Location: Surgery inpatient floor
Time: 6:00 a.m.
Surgery morning rounds began:
“Ms. A, your MRI shows you have colorectal cancer, so we plan to take you to the OR for surgery tomorrow. Alright, see you later,” said my surgery attending, who rushed out of Ms. A’s room right after he abruptly dropped this shocking news. Inside the room, Ms. A, a fragile, bony 75-year-old lady, was laying on her bed with her eyes full of fear and confusion. Her face immediately turned pale after she heard those words from my attending. She tried to open her mouth, but she was at a loss for words. Finally, she slowly raised her shaking arm and squeezed out a few incoherent sounds, “I … I don’t … understand.” However, my attending, along with the whole surgery team, had already left the room.
Location: Dictation room
Time: 12:30 p.m.
Rounds just adjourned:
A nurse ran into the surgery dictation room furiously, “Who is Ms. A’s doctor? Did you guys know she has depression, and today is the first time she’s heard she had cancer? She just attempted suicide by cutting her wrist in her room!”
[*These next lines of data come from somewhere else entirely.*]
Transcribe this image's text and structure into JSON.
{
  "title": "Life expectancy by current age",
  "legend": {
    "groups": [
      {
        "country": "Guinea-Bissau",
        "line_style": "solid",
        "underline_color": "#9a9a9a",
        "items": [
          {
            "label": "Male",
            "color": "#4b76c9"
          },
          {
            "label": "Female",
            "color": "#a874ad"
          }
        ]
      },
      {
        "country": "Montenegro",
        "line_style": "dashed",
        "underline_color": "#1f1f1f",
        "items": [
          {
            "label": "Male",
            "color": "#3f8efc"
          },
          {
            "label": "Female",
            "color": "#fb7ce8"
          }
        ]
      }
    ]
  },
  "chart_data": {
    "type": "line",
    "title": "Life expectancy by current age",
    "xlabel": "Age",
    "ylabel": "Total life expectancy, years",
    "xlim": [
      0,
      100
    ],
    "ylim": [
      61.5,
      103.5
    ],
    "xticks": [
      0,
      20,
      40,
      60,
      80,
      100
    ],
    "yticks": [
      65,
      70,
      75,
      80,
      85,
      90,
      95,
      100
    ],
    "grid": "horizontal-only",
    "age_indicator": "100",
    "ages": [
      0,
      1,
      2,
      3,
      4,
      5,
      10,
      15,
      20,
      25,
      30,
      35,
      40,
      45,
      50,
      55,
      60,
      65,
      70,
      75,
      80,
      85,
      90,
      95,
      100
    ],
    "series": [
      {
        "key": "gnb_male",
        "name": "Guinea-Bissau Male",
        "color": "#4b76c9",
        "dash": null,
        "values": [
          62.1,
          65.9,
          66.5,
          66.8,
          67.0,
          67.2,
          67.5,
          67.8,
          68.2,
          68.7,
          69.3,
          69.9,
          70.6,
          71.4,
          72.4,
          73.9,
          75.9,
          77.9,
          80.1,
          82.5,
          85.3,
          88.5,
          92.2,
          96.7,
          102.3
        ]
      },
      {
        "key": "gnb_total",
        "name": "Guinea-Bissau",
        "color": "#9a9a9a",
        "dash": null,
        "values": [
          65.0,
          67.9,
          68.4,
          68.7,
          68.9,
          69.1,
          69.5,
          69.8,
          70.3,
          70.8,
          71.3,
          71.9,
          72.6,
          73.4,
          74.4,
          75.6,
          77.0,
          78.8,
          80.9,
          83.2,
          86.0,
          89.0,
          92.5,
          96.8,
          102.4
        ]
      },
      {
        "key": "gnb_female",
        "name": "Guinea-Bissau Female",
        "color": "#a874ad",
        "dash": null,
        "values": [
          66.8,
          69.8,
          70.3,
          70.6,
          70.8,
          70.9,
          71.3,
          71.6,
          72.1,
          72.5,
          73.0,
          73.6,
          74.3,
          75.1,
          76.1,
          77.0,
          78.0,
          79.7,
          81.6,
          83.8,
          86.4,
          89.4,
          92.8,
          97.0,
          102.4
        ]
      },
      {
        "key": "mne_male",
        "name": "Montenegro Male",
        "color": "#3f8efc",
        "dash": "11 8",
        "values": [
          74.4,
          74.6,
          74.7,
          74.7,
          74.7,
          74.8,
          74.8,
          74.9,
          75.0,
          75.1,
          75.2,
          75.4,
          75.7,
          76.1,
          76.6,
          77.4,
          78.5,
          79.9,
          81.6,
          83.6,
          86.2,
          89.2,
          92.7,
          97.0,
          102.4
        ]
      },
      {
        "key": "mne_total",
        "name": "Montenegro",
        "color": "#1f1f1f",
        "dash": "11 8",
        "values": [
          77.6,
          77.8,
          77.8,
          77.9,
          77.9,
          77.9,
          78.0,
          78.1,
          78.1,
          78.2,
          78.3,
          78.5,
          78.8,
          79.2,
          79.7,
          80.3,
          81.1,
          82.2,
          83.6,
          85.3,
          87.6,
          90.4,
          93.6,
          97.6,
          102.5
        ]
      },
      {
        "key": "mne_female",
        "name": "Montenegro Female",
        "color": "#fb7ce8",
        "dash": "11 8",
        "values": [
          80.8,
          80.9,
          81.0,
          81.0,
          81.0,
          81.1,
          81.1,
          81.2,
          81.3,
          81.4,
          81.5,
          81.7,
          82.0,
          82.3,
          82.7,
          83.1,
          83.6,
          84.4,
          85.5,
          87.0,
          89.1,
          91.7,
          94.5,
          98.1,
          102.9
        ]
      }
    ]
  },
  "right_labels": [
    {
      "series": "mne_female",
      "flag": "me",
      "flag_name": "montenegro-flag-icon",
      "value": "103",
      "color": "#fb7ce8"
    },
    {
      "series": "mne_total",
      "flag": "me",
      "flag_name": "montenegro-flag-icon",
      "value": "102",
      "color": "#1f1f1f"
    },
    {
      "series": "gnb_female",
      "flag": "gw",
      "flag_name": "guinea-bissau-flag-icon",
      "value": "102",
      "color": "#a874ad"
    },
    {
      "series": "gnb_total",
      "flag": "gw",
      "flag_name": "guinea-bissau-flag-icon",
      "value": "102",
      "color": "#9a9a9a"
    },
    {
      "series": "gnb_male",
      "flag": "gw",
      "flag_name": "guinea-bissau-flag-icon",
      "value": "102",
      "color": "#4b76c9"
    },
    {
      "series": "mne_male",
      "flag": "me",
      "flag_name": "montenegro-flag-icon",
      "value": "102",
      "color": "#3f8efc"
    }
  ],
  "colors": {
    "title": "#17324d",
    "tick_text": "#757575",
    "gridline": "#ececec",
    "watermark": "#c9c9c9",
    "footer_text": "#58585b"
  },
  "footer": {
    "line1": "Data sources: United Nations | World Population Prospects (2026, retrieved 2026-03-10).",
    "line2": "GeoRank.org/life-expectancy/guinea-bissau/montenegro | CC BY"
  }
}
Silence fell upon the team. “Well, I thought somebody had already told her,” said my attending while scrolling down numerous progress notes in the electronic record. “Aren’t GI, oncology and ID all on board for her case?”
As a third-year medical student who just started my first week of surgery, I was shocked by this incident. How could the entire surgery team not know Ms. A hadn’t been informed of her cancer status? Why did nobody mention her psychiatric history during rounds? Was it because it was not pertinent to surgery? In the setting of a multidisciplinary team approach to health care, who should we blame when a patient’s safety is in danger? Later on, I learned Ms. A was rescued and stabilized from her suicide attempt; but by improving the organization and communication of multidisciplinary teams, this incident could have been completely avoided.
The physicians involved in Ms. A’s care may have understood the necessity of delicately delivering the bad news and answering her questions. However, in the setting of the multidisciplinary team approach, the buck kept getting passed. The lack of coordination between the service teams led to a lack of delegation in delivering bad news. Consequently, this breakdown of communication between the health professionals and the patient put Ms. A’s life in danger. As hospitals gradually lean more toward specialty care, each service team primarily focuses on managing the medical problems in their own field. Hence, they tend to forget to look at the patient as a whole person. In Ms. A’s case, my surgery attending did not note her history of depression before he entered the room.
Ms. A’s incident made me realize the importance of improving the teamwork climate in not only this hospital, but hospitals nationwide. There are several possible interventions that can be implemented:
1) Daily goals of care and safety checklists: A daily goals worksheet with collaborative input from different service teams can be introduced to the bedside and the electronic record system. The checklist is helpful to update the daily status of medical management, and to avoid duplicated or omitted actions. This can help provide structure to the interdisciplinary care process and create a shared understanding of patients’ plans of care.
2) Structured Interdisciplinary Rounds (SIDR): It may be useful to organize members from different care professions to round at the same time in order to address shared clinical purpose and delegate direct care responsibilities among the specialties. Recent studies have shown SIDR resulted in significantly higher ratings of the quality of collaboration and teamwork climate, and a reduction in the rate of adverse effects.
3) Teamwork training: Conducting formalized team training that emphasizes the core components of successful teamwork on a regular basis can improve communication in a complex team environment.
Along with these interventions, hospitals should consider utilizing the Case Process Self-Evaluation Tool (CPSET) studied by Seys et al. to evaluate improvements in multidisciplinary teamwork. Developed in 2007, the CPSET evaluates five areas of patient care, including: patient-focused organization, coordination of the care process, collaboration with primary care, communication with patients and family, and follow-up of the care process. Seys et al. compiled a table of CPSET cutoff scores to rank the teams, identify differences between teams within the same hospital, and discuss how to improve the organization of care.
My experience from the tragic event of Ms. A. reaffirmed my belief that improving the priorities, communication and coordination in a complex multidisciplinary team environment is a necessity. When an adverse event like this occurs, it is our obligation as health care providers to identify the root of error and take actions to prevent it in the future. As the British Chief Medical Officer Sir Liam Donaldson said, “To err is human, to cover up is unforgivable, and to fail to learn is inexcusable.”